Review Summary: Divine in both her endless benevolence and pure power, Erykah Badu stands as a towering monolith on Return of the Ankh.
The psychedelic sprawl of the cover to Erykah Badu's magnum opus, New Amerykah Pt. II: Return Of The Ankh, is less an indication of the content as the fearful symmetry and unbroken gaze of the robotic face in the center. Some of the most gifted producers (J Dilla, Madlib) and session musicians (Questlove, Thundercat, Karriem Riggins) of Badu's generation break like waves against her voice. Divine in both her endless (though sometimes deceptive) benevolence and pure power, Badu is a towering monolith.
She addresses the listener as "you" on each of the nine love songs that make up the album alongside outlier "Agitation." The effect isn't so much to make you feel like the object of her affection as to render you completely at her mercy. You're the subject, but in the royal sense. Take "Get Munny." She rides in on a backing track so funky as to immediately render her untouchable, all the while exhorting you to marry her even though she just wants your money. Soon enough, you're thinking about the rationale behind this. Would you take this offer? Her voice never rises above a girlish coo, but her calm is fearsome. This is a voice that could rally an army, and it's at the heart of what makes New Amerykah so compelling.
This is perhaps counterintuitive given how loose the arrangements are. Few of these songs stray far from one loping groove. But these grooves play tricks on you. Is "Fall In Love (Your Funeral)" a swing beat or a straight beat? It doesn't matter once Badu strides in. And "Gone Baby Don't Be Long" might mostly comprise the same few repetitive hooks, but it makes you pay attention to everything else she says that much more, especially when there's imagery like "I feel like a girl with her fingers crushed" involved.
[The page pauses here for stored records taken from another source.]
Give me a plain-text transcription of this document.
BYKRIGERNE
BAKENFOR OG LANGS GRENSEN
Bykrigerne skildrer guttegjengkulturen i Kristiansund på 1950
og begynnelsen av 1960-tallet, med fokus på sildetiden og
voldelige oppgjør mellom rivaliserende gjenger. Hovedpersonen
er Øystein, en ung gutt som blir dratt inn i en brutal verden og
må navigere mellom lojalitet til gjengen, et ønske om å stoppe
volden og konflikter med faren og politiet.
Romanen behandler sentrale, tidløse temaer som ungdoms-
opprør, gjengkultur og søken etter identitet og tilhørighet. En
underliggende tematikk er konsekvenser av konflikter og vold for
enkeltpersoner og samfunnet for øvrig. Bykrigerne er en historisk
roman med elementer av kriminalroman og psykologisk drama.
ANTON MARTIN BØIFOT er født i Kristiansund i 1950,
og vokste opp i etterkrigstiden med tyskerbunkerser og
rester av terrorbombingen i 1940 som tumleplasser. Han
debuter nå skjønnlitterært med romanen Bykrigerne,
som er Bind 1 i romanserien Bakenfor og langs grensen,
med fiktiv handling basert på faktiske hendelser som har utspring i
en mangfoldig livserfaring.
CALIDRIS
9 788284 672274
Every now and again, we hear Badu giggling with her studio buddies, ***ing around on the piano or dialing the number to "that other bass player." Being constantly reminded Badu is just a human rather than some interstellar robot goddess charges the emotions behind these performances even more, and we know these aren't the feelings of a fembot but a flawed person like us. "Get Munny" becomes less of a rock-star come-on as an expression of the totally ***ed-up rationales every human cooks up once in a while. "I just want your money, but I'm awesome, so why not marry me?"
Ten-minute, multi-part suites like New Amerykah's coda, "Out My Mind, Just In Time," are traditionally the thematic meat of the record. But instead, "Out My Mind" is a deflation. Badu no longer sings like a deity, instead slurring her words and launching into yowling melisma like a drunken lounge singer toying with a grand piano at three in the morning. Though it's slapdash, "Out My Mind" is starkly beautiful at times, and it's as long a runway as an album that soars to such dizzying heights needs to come down.